Despite all the setbacks this year has brought me financially I am determined to turn my life around and get on the trail. I have discovered that determination is often paired with sacrifice. So I started asking myself “what are you willing to sacrifice to get on the trail?”. It turns out there is a lot I am willing to sacrifice and those sacrifices are what’s going to get me to Georgia and up to Maine. A lot of people wonder how someone makes time for a thru-hike, or how they have the money to live in the woods for 6 months? The truth is that everyone makes sacrifices to make it happen. You start to give up things that just don’t seem important anymore compared to joy you will feel surrounded by Mother Nature. The more I sacrifice things in my everyday life the easier it is to motivate myself to truly let go of the mundane lifestyle I have lived for so long. My determination will motivate me on and off the trail, I will use my situation as fuel for the fire that’s lit inside my soul.
And so the journey begins.
There are good days and bad days.
There are days I doubt if I am making the right decisions and there are days I am wondering if I am an idiot.
Days I wonder why this goal is my goal?
Why did I decided a million years ago that walking to Maine makes sense for me?

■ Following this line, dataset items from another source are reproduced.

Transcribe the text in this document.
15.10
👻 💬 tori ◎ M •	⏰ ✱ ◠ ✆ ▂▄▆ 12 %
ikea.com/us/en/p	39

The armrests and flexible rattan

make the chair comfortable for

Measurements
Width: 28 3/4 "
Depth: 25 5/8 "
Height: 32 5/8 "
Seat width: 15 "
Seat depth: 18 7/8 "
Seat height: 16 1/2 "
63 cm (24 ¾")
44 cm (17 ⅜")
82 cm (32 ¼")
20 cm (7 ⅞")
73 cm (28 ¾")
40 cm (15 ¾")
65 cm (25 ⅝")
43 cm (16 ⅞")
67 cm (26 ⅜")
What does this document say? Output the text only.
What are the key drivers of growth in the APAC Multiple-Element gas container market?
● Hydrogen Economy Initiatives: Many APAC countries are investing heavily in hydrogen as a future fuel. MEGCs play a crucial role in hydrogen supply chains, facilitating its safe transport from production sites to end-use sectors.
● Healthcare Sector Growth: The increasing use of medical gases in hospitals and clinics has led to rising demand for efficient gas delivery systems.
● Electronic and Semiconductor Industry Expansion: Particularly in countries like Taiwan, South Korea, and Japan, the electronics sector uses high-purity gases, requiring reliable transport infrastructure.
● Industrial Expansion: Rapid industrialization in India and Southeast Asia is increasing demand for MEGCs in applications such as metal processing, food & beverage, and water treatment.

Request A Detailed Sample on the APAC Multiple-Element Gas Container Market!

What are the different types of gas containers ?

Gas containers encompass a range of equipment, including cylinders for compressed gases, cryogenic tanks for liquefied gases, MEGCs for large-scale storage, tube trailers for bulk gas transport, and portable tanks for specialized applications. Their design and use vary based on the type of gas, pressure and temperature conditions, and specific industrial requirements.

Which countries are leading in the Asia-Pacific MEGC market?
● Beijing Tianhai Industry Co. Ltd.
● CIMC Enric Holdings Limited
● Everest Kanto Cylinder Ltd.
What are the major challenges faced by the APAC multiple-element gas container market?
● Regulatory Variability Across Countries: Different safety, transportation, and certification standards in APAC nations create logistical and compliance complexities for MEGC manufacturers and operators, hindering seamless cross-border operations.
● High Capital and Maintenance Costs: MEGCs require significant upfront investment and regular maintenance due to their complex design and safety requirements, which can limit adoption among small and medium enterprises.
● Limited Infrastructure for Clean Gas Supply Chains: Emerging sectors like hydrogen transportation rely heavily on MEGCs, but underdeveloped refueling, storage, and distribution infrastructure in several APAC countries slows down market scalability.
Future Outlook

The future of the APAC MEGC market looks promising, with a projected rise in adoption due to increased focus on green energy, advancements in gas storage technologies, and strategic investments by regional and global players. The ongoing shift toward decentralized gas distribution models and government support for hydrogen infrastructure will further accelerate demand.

What if I don’t make it to Maine?
What will people think of me?
What if I get scared?
What if I get lost?
What happens when I am alone?
What happens if I don’t find myself?
What if I get sick or injured?
The funny thing about all these fears is that we never stop to ask ourselves these questions when it comes to something as simple as a new job or relationship. We save our fears for the things we are most passionate about so we have excuses in case we fail. It’s all a self defense mechanism. Meanwhile we so easily make excuses to fit unwanted fear into our lives and even worse excuses to keep the hard things out. To help my brain stay away from this dark internal dialogue I have been saying to myself:
“You can only learn the other side of fear if you succumb to fear itself.”
As I prepare to set off on this magnificent adventure I will remember to face my fears every single day. I will challenge my body emotionally, mentally and physically. I will never let the fear of failure overcome my ability keep trying harder.
I will harness this golden nugget the universe has gifted me and let something beautiful blossom simply because I can.